If you have trouble relaxing or falling asleep, you could have deficiencies in serotonin. Serotonin may help you with calming effects and better sleep. The neurotransmitter also reduces pain by constricting blood vessels at injury sites in the body. Deficiencies may occur when you eat foods that interfere with the production of serotonin, but knowing the right foods to eat can restore your levels.
Amino Acids
You do not get serotonin directly from foods, but certain foods can improve the effectiveness of an amino acid that increases the brain chemical. Amino acids break down from protein in foods during digestion.
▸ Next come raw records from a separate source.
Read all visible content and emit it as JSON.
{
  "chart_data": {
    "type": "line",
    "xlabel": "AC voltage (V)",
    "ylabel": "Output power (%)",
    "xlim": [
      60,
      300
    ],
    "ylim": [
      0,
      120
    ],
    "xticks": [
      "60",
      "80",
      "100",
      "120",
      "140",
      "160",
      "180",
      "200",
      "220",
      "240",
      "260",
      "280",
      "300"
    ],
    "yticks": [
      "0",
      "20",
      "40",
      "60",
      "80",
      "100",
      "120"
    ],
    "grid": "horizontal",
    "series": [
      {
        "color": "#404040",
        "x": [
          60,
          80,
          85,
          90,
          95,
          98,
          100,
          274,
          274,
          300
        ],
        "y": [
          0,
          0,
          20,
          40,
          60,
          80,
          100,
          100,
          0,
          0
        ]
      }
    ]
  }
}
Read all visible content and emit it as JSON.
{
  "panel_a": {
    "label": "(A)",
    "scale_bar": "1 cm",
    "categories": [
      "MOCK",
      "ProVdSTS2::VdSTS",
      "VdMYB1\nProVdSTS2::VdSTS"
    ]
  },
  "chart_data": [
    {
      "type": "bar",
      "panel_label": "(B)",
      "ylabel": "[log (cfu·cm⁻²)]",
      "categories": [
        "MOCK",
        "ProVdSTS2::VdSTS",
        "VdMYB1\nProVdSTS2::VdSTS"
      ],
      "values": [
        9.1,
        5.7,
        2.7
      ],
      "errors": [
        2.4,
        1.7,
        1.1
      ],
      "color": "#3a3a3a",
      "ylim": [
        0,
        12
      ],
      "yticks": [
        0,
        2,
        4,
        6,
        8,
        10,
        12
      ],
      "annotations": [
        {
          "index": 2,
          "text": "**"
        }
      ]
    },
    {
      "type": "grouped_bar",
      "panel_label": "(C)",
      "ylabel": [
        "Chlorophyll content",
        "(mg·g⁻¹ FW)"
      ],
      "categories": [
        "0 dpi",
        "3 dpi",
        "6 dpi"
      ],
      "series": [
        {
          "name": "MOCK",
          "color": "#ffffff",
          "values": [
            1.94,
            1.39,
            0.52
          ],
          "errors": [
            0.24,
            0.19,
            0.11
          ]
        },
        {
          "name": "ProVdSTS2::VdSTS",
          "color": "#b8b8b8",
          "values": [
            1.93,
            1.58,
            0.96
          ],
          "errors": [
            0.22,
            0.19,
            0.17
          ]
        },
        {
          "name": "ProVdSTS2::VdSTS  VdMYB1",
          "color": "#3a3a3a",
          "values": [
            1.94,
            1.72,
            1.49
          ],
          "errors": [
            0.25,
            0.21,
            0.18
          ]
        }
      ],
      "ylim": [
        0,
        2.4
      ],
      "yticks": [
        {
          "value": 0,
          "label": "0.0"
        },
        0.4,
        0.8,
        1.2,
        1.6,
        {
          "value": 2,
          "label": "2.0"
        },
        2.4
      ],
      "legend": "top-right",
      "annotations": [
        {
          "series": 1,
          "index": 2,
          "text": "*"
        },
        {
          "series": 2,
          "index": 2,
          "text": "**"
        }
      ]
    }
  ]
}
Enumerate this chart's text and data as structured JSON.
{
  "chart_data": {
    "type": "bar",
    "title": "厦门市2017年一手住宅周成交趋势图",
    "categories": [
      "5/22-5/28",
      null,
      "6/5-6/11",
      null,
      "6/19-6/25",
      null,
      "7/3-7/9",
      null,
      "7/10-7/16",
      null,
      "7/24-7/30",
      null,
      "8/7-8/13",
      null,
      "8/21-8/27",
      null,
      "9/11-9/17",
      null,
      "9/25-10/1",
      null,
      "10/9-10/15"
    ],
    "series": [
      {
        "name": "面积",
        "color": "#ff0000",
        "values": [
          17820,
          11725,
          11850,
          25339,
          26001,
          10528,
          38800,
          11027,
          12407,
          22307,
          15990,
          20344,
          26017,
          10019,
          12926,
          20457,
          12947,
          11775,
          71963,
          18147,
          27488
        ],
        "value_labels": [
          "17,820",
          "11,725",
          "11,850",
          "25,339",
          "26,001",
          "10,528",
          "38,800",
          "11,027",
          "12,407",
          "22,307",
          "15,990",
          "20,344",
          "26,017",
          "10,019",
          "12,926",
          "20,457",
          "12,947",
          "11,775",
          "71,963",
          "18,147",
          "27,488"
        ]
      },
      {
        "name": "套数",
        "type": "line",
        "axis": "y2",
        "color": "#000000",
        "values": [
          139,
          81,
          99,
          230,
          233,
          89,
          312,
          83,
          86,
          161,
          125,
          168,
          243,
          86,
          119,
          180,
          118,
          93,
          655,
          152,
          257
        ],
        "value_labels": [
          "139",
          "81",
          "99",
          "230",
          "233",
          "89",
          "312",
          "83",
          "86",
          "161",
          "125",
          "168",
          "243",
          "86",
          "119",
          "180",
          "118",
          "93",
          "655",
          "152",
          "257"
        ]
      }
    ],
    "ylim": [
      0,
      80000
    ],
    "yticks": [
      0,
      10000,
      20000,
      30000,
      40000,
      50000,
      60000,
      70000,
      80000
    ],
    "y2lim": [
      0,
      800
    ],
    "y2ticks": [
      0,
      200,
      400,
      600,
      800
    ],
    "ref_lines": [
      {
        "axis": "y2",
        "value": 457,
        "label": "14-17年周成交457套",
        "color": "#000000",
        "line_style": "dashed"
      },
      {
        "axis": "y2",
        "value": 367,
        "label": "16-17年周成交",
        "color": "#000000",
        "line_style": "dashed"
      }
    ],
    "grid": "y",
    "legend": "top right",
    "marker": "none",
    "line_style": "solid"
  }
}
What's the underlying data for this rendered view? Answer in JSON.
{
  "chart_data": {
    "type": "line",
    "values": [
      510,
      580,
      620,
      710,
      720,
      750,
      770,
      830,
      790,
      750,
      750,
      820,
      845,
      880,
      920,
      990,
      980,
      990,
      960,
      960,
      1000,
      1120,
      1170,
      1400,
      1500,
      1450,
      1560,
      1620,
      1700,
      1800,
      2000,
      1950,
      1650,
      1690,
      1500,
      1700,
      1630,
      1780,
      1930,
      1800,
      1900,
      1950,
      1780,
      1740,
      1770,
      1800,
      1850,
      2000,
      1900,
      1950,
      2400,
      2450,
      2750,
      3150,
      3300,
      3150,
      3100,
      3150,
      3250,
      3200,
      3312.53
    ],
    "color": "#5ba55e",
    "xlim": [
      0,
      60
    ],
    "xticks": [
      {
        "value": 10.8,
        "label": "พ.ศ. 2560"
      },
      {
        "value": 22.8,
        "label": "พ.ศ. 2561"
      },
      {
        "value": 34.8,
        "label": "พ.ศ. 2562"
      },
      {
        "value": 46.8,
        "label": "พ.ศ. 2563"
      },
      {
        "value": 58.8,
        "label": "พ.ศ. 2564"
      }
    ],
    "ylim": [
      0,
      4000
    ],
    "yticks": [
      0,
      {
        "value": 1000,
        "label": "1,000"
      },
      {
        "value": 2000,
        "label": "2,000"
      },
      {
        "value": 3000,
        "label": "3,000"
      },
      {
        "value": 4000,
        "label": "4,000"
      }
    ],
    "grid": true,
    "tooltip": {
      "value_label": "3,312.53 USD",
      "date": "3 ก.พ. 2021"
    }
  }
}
They move from the bloodstream to the brain where they increase levels of different neurotransmitters that affect your moods and other responses. Some neurotransmitters motivate, excite or energize you, but you need foods that will increase serotonin for the relaxed feelings you desire.
Tryptophan
The amino acid tryptophan converts to serotonin once it enters the brain from the bloodstream. Other amino acids often overpower tryptophan during the process after digestion. Carbohydrates, however, help improve the action of tryptophan so it travels easily to the brain. Carbohydrate-rich foods trigger the release of insulin into the bloodstream, Psych Central explains. Insulin causes the other amino acids to absorb into the body, but leaves tryptophan alone, allowing it to travel to the brain network. Serotonin levels then rise.
Foods
Carbohydrates come from whole grains such as bread, pasta and cereal. Rice, potatoes, nuts and corn also contain carbohydrates. Having adequate amounts of vitamin B6 helps strengthen tryptophan so it can convert to serotonin. Fish, cereal and liver contain the vitamin. You can also get tryptophan from chicken, turkey, fish, eggs, milk, peanut butter, peanuts, soy, tofu and sesame seeds, MedlinePlus notes. Milk, cheese and legumes contain protein and carbohydrates.
Protein and Carbohydrates
Because some protein foods also contain carbohydrates you may have to balance your intake. Do not eat too much protein, which can release amino acids that increase your energy and interfere with the production of serotonin. The amino acid tyrosine, found in meat, poultry, fish and dairy products, increases levels of dopamine, epinephrine and norepinephrine. These neurotransmitters boost your energy and mental alertness, which helps when you need to improve your performance at work, school or other activities. Eating more carbohydrates and fewer proteins may increase your serotonin levels for relaxation. Too many carbohydrates, however, may cause tiredness. If you feel fatigued, add a few more protein foods or foods with protein and carbohydrates.